7. Future Directions
Anticipated research and engineering progress in xDeepServe include:
- Elimination of global synchronization points by evolving toward fully asynchronous, event-driven "dataflow serving."
- Decoupling of DP domains to minimize inference domain interference and further reduce collective delays.
- Extension and optimization of the XCCL protocol for even greater concurrency and lower latency as NPU cluster size grows.
- Continued innovation in quantization, prediction batching, and low-level inference accelerators to sustain performance under increasingly stringent SLAs.
- Advanced fault-tolerance and granular error recovery mechanisms to maintain system integrity despite intermittent hardware or network disruptions.

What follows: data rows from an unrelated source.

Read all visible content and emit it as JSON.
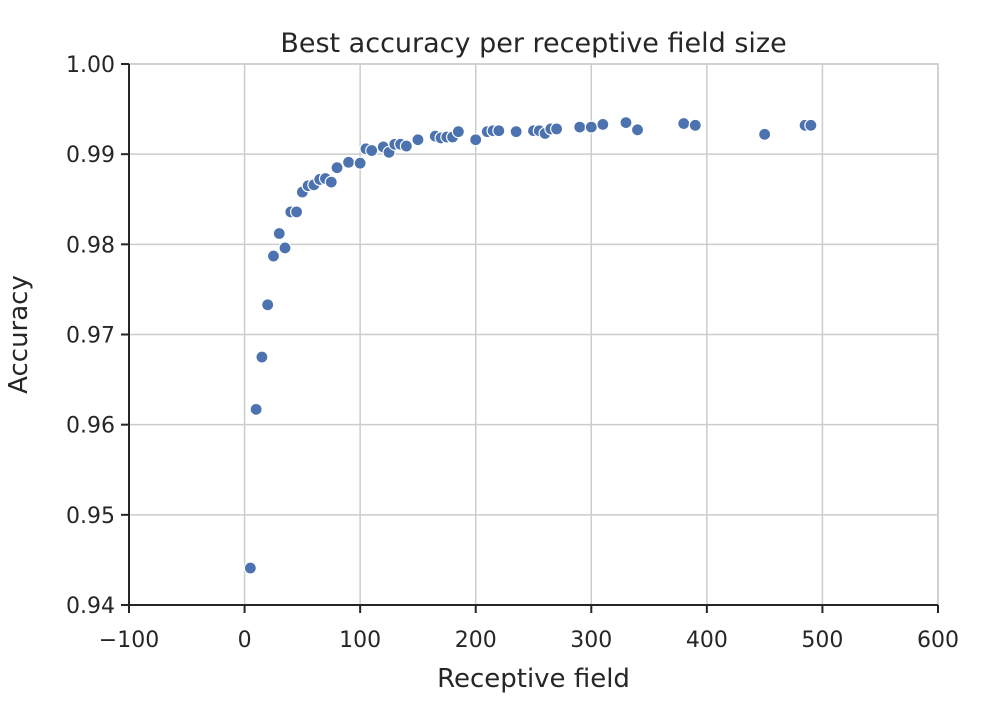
{
  "chart_data": {
    "type": "scatter",
    "title": "Best accuracy per receptive field size",
    "xlabel": "Receptive field",
    "ylabel": "Accuracy",
    "xlim": [
      -100,
      600
    ],
    "ylim": [
      0.94,
      1.0
    ],
    "xticks": [
      -100,
      0,
      100,
      200,
      300,
      400,
      500,
      600
    ],
    "xtick_labels": [
      "−100",
      "0",
      "100",
      "200",
      "300",
      "400",
      "500",
      "600"
    ],
    "yticks": [
      0.94,
      0.95,
      0.96,
      0.97,
      0.98,
      0.99,
      1.0
    ],
    "ytick_labels": [
      "0.94",
      "0.95",
      "0.96",
      "0.97",
      "0.98",
      "0.99",
      "1.00"
    ],
    "grid": true,
    "marker_color": "#4c72b0",
    "series": [
      {
        "x": [
          5,
          10,
          15,
          20,
          25,
          30,
          35,
          40,
          45,
          50,
          55,
          60,
          65,
          70,
          75,
          80,
          90,
          100,
          105,
          110,
          120,
          125,
          130,
          135,
          140,
          150,
          165,
          170,
          175,
          180,
          185,
          200,
          210,
          215,
          220,
          235,
          250,
          255,
          260,
          265,
          270,
          290,
          300,
          310,
          330,
          340,
          380,
          390,
          450,
          485,
          490
        ],
        "y": [
          0.9441,
          0.9617,
          0.9675,
          0.9733,
          0.9787,
          0.9812,
          0.9796,
          0.9836,
          0.9836,
          0.9858,
          0.9865,
          0.9866,
          0.9872,
          0.9873,
          0.9869,
          0.9885,
          0.9891,
          0.989,
          0.9906,
          0.9904,
          0.9908,
          0.9902,
          0.9911,
          0.9911,
          0.9909,
          0.9916,
          0.992,
          0.9918,
          0.9919,
          0.9919,
          0.9925,
          0.9916,
          0.9925,
          0.9926,
          0.9926,
          0.9925,
          0.9926,
          0.9926,
          0.9923,
          0.9928,
          0.9928,
          0.993,
          0.993,
          0.9933,
          0.9935,
          0.9927,
          0.9934,
          0.9932,
          0.9922,
          0.9932,
          0.9932
        ]
      }
    ]
  }
}
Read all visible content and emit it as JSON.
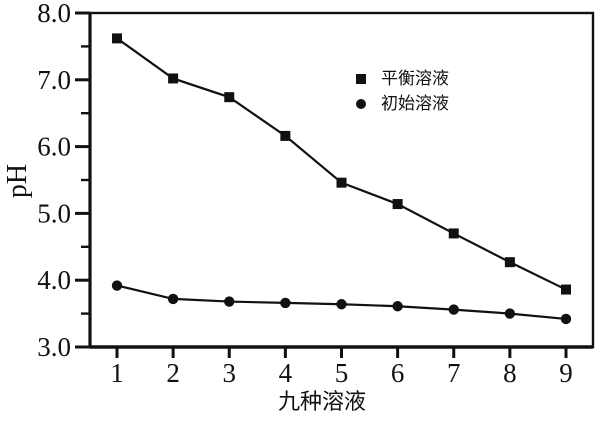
{
  "chart_data": {
    "type": "line",
    "title": "",
    "xlabel": "九种溶液",
    "ylabel": "pH",
    "x": [
      1,
      2,
      3,
      4,
      5,
      6,
      7,
      8,
      9
    ],
    "x_tick_labels": [
      "1",
      "2",
      "3",
      "4",
      "5",
      "6",
      "7",
      "8",
      "9"
    ],
    "ylim": [
      3.0,
      8.0
    ],
    "y_tick_labels": [
      "8.0",
      "7.0",
      "6.0",
      "5.0",
      "4.0",
      "3.0"
    ],
    "y_minor_ticks": [
      7.5,
      6.5,
      5.5,
      4.5,
      3.5
    ],
    "grid": false,
    "legend_position": "upper-center-inside",
    "background_color": "#ffffff",
    "line_color": "#111111",
    "series": [
      {
        "name": "平衡溶液",
        "marker": "square",
        "values": [
          7.62,
          7.02,
          6.74,
          6.16,
          5.46,
          5.14,
          4.7,
          4.27,
          3.86
        ]
      },
      {
        "name": "初始溶液",
        "marker": "circle",
        "values": [
          3.92,
          3.72,
          3.68,
          3.66,
          3.64,
          3.61,
          3.56,
          3.5,
          3.42
        ]
      }
    ]
  }
}
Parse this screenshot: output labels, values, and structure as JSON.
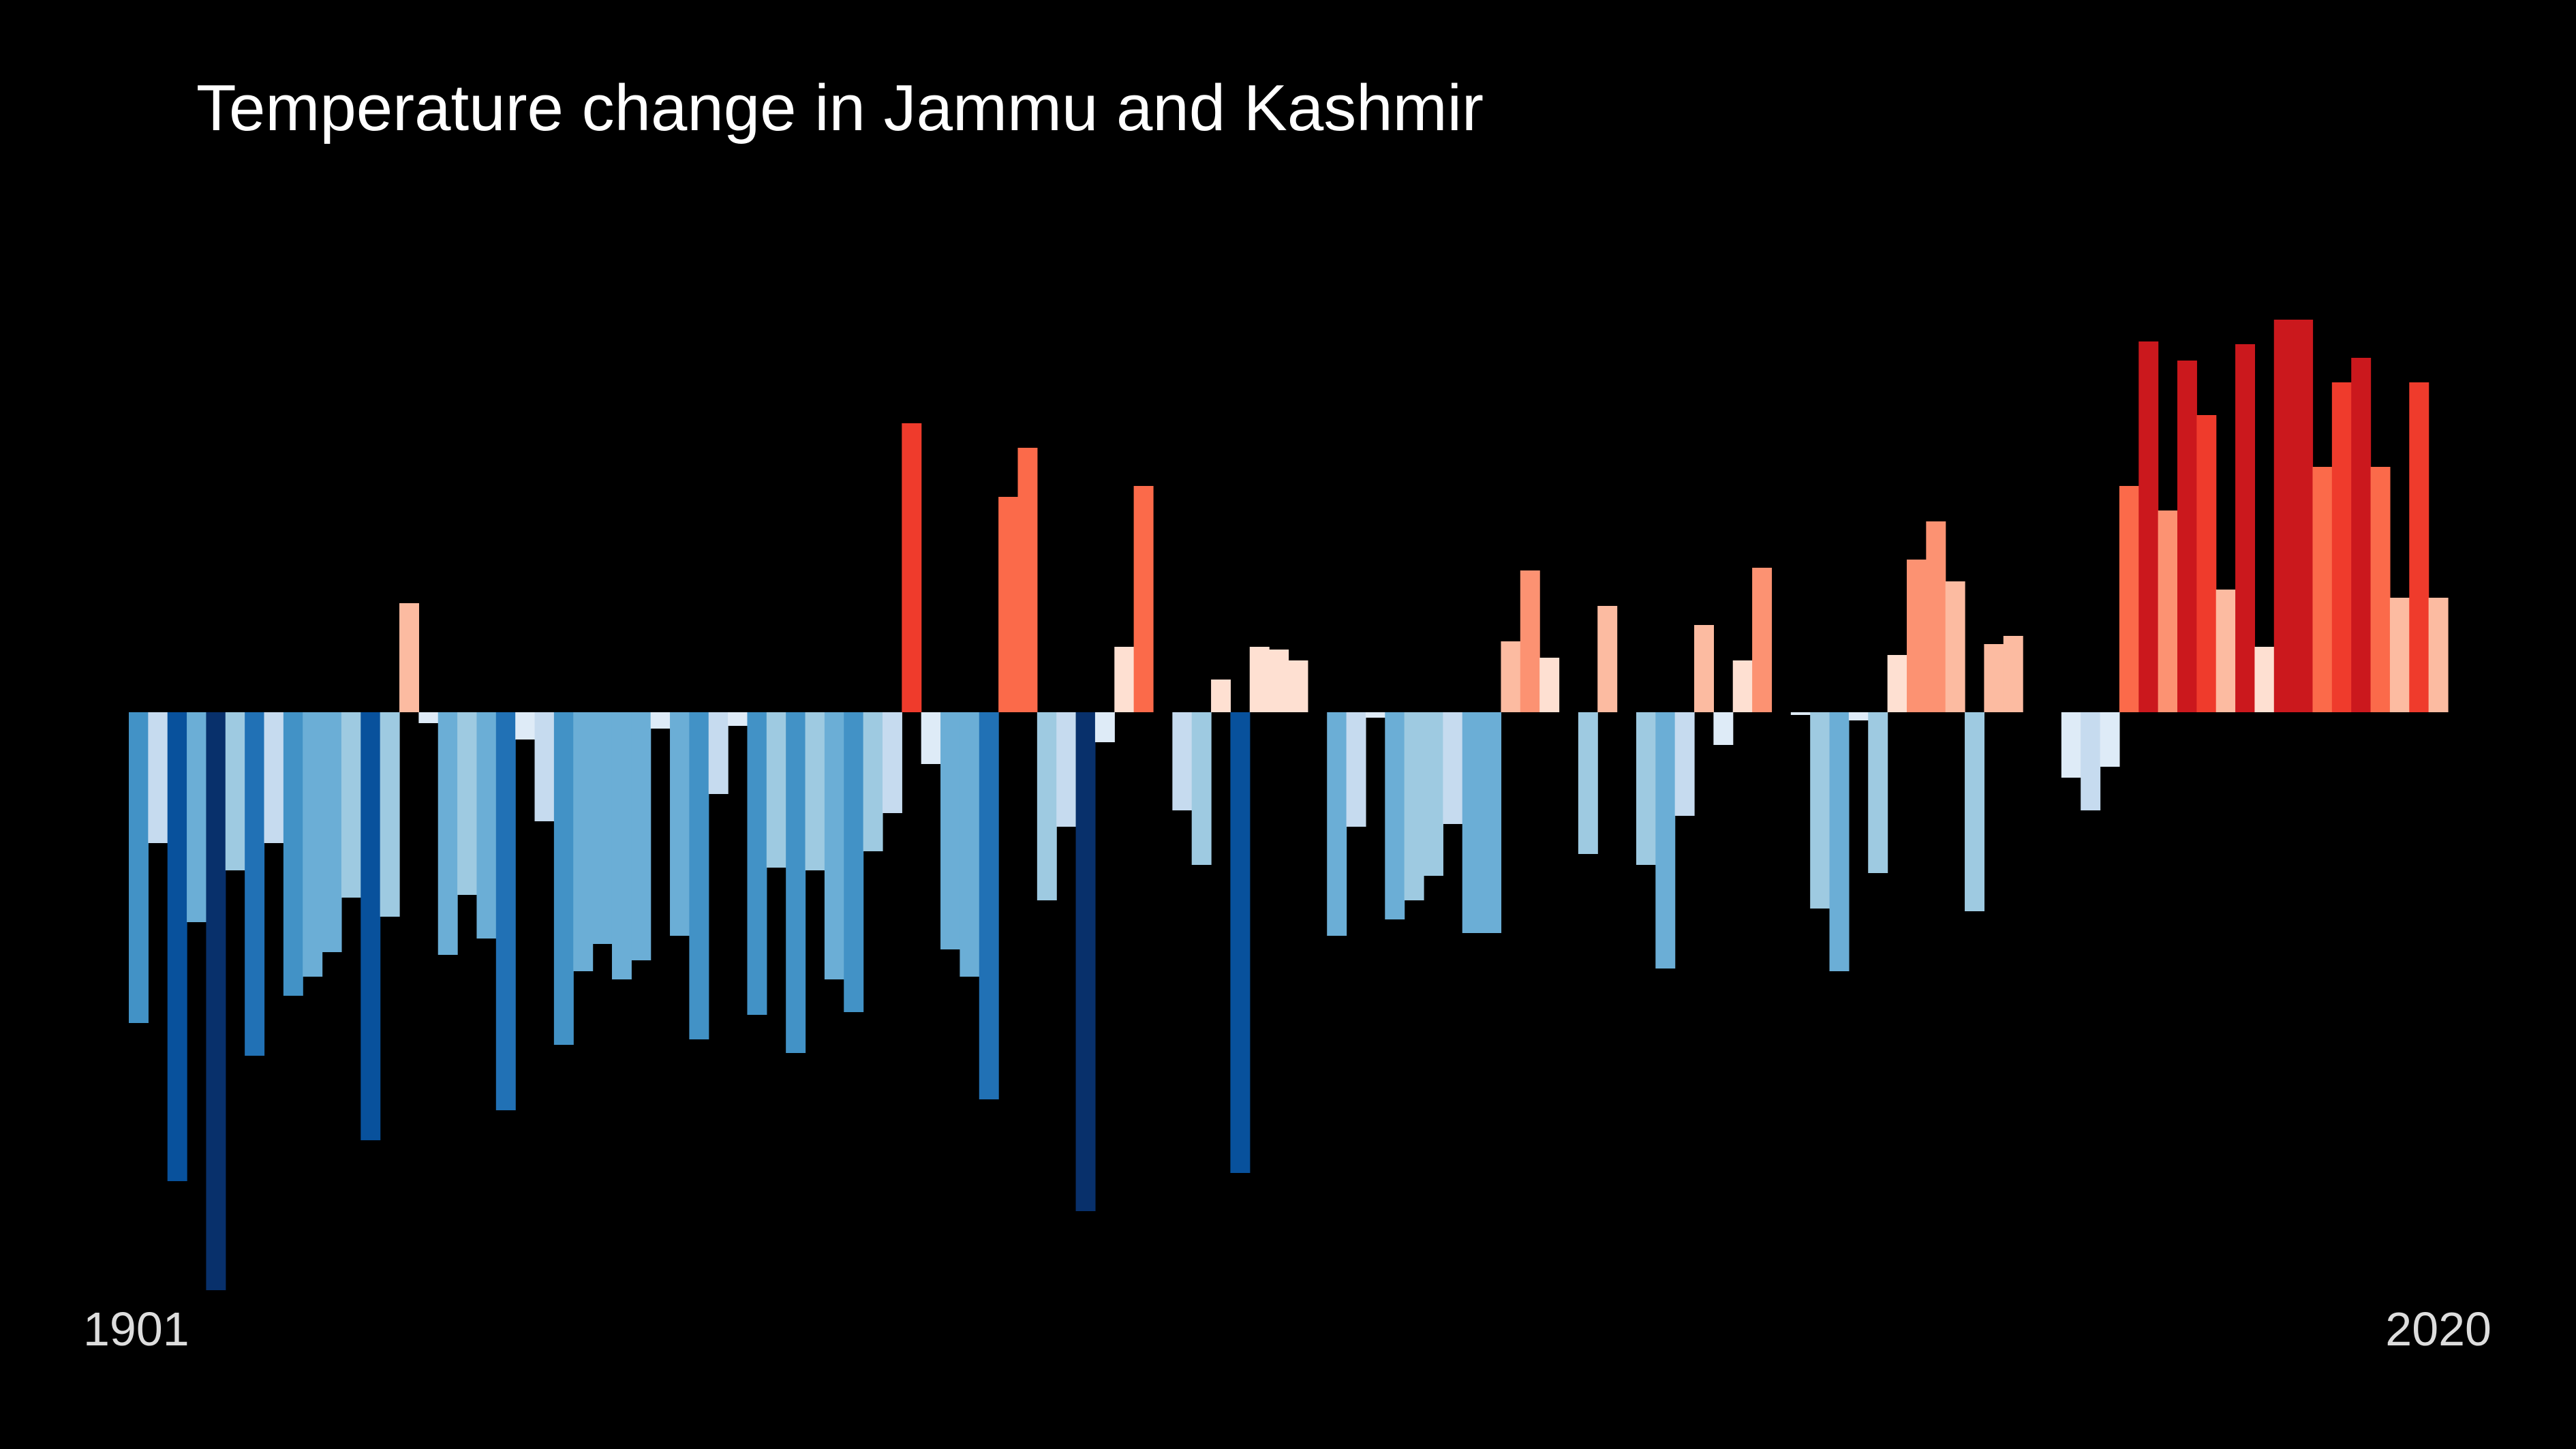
{
  "chart_data": {
    "type": "bar",
    "title": "Temperature change in Jammu and Kashmir",
    "xlabel": "",
    "ylabel": "",
    "x_start_label": "1901",
    "x_end_label": "2020",
    "grid": false,
    "legend": "none",
    "ylim": [
      -2.12,
      2.0
    ],
    "categories": [
      1901,
      1902,
      1903,
      1904,
      1905,
      1906,
      1907,
      1908,
      1909,
      1910,
      1911,
      1912,
      1913,
      1914,
      1915,
      1916,
      1917,
      1918,
      1919,
      1920,
      1921,
      1922,
      1923,
      1924,
      1925,
      1926,
      1927,
      1928,
      1929,
      1930,
      1931,
      1932,
      1933,
      1934,
      1935,
      1936,
      1937,
      1938,
      1939,
      1940,
      1941,
      1942,
      1943,
      1944,
      1945,
      1946,
      1947,
      1948,
      1949,
      1950,
      1951,
      1952,
      1953,
      1954,
      1955,
      1956,
      1957,
      1958,
      1959,
      1960,
      1961,
      1962,
      1963,
      1964,
      1965,
      1966,
      1967,
      1968,
      1969,
      1970,
      1971,
      1972,
      1973,
      1974,
      1975,
      1976,
      1977,
      1978,
      1979,
      1980,
      1981,
      1982,
      1983,
      1984,
      1985,
      1986,
      1987,
      1988,
      1989,
      1990,
      1991,
      1992,
      1993,
      1994,
      1995,
      1996,
      1997,
      1998,
      1999,
      2000,
      2001,
      2002,
      2003,
      2004,
      2005,
      2006,
      2007,
      2008,
      2009,
      2010,
      2011,
      2012,
      2013,
      2014,
      2015,
      2016,
      2017,
      2018,
      2019,
      2020
    ],
    "values": [
      -1.14,
      -0.48,
      -1.72,
      -0.77,
      -2.12,
      -0.58,
      -1.26,
      -0.48,
      -1.04,
      -0.97,
      -0.88,
      -0.68,
      -1.57,
      -0.75,
      0.4,
      -0.04,
      -0.89,
      -0.67,
      -0.83,
      -1.46,
      -0.1,
      -0.4,
      -1.22,
      -0.95,
      -0.85,
      -0.98,
      -0.91,
      -0.06,
      -0.82,
      -1.2,
      -0.3,
      -0.05,
      -1.11,
      -0.57,
      -1.25,
      -0.58,
      -0.98,
      -1.1,
      -0.51,
      -0.37,
      1.06,
      -0.19,
      -0.87,
      -0.97,
      -1.42,
      0.79,
      0.97,
      -0.69,
      -0.42,
      -1.83,
      -0.11,
      0.24,
      0.83,
      0.0,
      -0.36,
      -0.56,
      0.12,
      -1.69,
      0.24,
      0.23,
      0.19,
      0.0,
      -0.82,
      -0.42,
      -0.02,
      -0.76,
      -0.69,
      -0.6,
      -0.41,
      -0.81,
      -0.81,
      0.26,
      0.52,
      0.2,
      0.0,
      -0.52,
      0.39,
      0.0,
      -0.56,
      -0.94,
      -0.38,
      0.32,
      -0.12,
      0.19,
      0.53,
      0.0,
      -0.01,
      -0.72,
      -0.95,
      -0.03,
      -0.59,
      0.21,
      0.56,
      0.7,
      0.48,
      -0.73,
      0.25,
      0.28,
      0.0,
      0.0,
      -0.24,
      -0.36,
      -0.2,
      0.83,
      1.36,
      0.74,
      1.29,
      1.09,
      0.45,
      1.35,
      0.24,
      1.44,
      1.44,
      0.9,
      1.21,
      1.3,
      0.9,
      0.42,
      1.21,
      0.42
    ]
  },
  "colors": {
    "background": "#000000",
    "title_text": "#ffffff",
    "year_text": "#dddddd",
    "palette": [
      "#08306b",
      "#08519c",
      "#2171b5",
      "#4292c6",
      "#6baed6",
      "#9ecae1",
      "#c6dbef",
      "#deebf7",
      "#fee0d2",
      "#fcbba1",
      "#fc9272",
      "#fb6a4a",
      "#ef3b2c",
      "#cb181d",
      "#a50f15",
      "#67000d"
    ],
    "palette_range": [
      -2.0,
      2.0
    ]
  }
}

Summary Table: Core Features of xDeepServe on CloudMatrix384
Feature | Description | Performance/Capability |
---|---|---|
Transformerless Disaggregation | Independent attention, FFN, and MoE modules | Modular scaling, low interference |
XCCL Communication Library | Memory-semantic point-to-point and all-to-all primitives | μs-level dispatch, low overhead |
FlowServe Engine | Decentralized, DP group scheduling and pipeline management | 2400 tokens/s/chip @ 50 ms TPOT |
Disaggregated Prefill–Decode | Distinct compute/memory phase execution, TP matching | Efficient resource utilization |
Disaggregated MoE–Attention | Separate NPUs for MoE experts and attention | Load balancing, minimal contention |
xDeepServe represents a domain-specific leap in scalable, modular model serving, leveraging hardware/network co-design and emerging memory-semantic communication protocols to support the next generation of large-scale, heterogeneous, and latency-sensitive LLM deployments (Xiao et al., 4 Aug 2025).